Después de un breve silencio, Nacho respondió:
—La tía Cele dijo que mi hermanita todavía está jugando en el columpio de un jardín y que todavía no quiere venir a jugar conmigo. Pero cuando se canse de columpiarse, vendrá a buscarme.
—¿En qué jardín está jugando? ¿Podemos ir a buscarla? También podríamos columpiarnos.
Nacho respondió con sinceridad:
—La tía Cele no me dijo dónde. Tampoco sé dónde buscar.
Moisés resopló.
—Deberías haber preguntado más claro.
Nacho se quedó en silencio un momento antes de replicar:
—Entonces le preguntaré mañana a la tía Cele dónde está. ¡Iré a buscarla y traeré dos hermanitas!
Moisés intervino de inmediato:
—Pregúntale a la tía Cele dónde encontrar hermanas. ¡Yo también quiero ir!
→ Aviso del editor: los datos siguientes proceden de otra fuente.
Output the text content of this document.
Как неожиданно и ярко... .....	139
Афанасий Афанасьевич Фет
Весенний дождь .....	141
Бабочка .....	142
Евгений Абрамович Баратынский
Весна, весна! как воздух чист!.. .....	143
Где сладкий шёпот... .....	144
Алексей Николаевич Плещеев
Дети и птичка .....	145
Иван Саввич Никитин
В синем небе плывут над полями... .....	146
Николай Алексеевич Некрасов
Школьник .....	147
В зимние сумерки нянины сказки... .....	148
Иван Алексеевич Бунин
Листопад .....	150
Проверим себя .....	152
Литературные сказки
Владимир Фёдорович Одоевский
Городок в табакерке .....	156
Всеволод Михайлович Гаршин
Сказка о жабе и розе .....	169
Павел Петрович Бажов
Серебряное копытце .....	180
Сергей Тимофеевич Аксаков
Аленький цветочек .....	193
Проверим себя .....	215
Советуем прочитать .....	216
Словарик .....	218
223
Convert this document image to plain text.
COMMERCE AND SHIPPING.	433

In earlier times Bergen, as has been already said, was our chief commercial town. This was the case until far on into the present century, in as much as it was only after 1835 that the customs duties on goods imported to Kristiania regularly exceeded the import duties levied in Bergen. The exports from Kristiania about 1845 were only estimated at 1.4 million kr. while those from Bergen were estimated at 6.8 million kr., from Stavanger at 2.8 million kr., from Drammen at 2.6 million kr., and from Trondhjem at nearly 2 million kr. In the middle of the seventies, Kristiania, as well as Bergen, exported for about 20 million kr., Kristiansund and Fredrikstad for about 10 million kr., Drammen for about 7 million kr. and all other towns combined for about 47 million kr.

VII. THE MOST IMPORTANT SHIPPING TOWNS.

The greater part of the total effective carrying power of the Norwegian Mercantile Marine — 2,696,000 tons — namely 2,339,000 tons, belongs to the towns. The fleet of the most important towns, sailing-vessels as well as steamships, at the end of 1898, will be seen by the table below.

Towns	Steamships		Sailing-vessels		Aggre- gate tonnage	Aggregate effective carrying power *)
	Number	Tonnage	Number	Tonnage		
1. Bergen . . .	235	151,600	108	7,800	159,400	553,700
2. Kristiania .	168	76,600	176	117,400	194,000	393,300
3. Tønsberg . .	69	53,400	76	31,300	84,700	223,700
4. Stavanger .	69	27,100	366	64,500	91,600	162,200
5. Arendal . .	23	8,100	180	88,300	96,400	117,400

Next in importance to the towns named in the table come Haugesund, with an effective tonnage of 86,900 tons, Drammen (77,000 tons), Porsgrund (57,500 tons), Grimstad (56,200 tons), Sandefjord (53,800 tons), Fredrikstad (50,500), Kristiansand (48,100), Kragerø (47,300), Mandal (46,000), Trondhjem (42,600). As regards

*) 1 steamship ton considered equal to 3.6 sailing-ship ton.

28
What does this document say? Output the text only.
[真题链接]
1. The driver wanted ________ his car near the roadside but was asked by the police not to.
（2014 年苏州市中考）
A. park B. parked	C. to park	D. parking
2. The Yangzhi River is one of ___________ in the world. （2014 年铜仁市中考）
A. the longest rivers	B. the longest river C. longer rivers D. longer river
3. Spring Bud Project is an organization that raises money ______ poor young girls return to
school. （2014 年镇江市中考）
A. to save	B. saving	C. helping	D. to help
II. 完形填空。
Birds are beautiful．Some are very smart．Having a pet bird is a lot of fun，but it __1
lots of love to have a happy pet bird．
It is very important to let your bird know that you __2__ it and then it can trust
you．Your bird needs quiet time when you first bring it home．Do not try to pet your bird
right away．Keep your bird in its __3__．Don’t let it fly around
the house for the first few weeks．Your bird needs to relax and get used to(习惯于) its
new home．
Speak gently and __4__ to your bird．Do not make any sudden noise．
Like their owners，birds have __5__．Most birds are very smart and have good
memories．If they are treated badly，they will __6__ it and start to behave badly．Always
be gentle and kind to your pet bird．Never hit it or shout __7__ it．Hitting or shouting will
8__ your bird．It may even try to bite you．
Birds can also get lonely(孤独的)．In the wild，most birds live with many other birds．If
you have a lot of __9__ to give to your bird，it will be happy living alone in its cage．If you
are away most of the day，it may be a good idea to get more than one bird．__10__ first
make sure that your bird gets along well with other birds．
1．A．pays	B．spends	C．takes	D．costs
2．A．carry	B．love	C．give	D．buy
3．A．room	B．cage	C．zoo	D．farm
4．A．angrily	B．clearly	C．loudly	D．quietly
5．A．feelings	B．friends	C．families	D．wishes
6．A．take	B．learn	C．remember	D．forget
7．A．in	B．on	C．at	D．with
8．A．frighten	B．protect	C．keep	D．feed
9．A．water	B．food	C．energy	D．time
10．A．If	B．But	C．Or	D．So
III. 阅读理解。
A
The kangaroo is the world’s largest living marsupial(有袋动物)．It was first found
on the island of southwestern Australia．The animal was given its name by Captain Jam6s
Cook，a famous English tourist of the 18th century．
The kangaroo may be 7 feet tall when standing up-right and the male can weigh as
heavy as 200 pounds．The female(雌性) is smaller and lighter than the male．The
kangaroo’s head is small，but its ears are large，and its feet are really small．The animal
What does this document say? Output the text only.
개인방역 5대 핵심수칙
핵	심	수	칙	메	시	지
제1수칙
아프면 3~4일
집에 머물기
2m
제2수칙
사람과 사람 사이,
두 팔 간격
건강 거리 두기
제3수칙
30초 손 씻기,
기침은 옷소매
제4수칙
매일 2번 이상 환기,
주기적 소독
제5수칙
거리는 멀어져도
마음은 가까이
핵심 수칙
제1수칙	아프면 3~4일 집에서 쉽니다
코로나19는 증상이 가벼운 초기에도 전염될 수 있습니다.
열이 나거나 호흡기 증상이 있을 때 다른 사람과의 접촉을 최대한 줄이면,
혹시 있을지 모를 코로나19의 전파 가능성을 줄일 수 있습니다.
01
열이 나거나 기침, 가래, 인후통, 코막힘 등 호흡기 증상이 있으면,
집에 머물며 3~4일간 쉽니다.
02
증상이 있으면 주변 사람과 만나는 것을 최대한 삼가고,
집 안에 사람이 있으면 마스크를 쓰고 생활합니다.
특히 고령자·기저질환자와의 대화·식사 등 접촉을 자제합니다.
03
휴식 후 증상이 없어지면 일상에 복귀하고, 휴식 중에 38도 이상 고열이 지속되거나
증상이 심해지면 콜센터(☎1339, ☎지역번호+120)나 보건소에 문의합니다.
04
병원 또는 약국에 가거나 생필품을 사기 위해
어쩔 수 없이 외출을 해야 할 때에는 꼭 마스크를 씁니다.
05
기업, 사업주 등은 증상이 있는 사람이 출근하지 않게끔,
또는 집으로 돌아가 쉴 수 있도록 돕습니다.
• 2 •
Me encantan las hermanitas. Son mucho más lindas que los niños. Los niños lloran demasiado, pero las hermanas son dulces. Quiero muchas hermanas.
Nacho dijo:
—Déjame encontrar una primero, y luego te digo.
Si de verdad pudiera encontrar hermanitas columpiándose en un jardín, traería un montón y no se lo diría a Moisés. ¡Entonces Moisés solo tendría una hermana, pero él tendría varias!
—Está bien, pero tienes que decírmelo en cuanto lo sepas —insistió Moisés.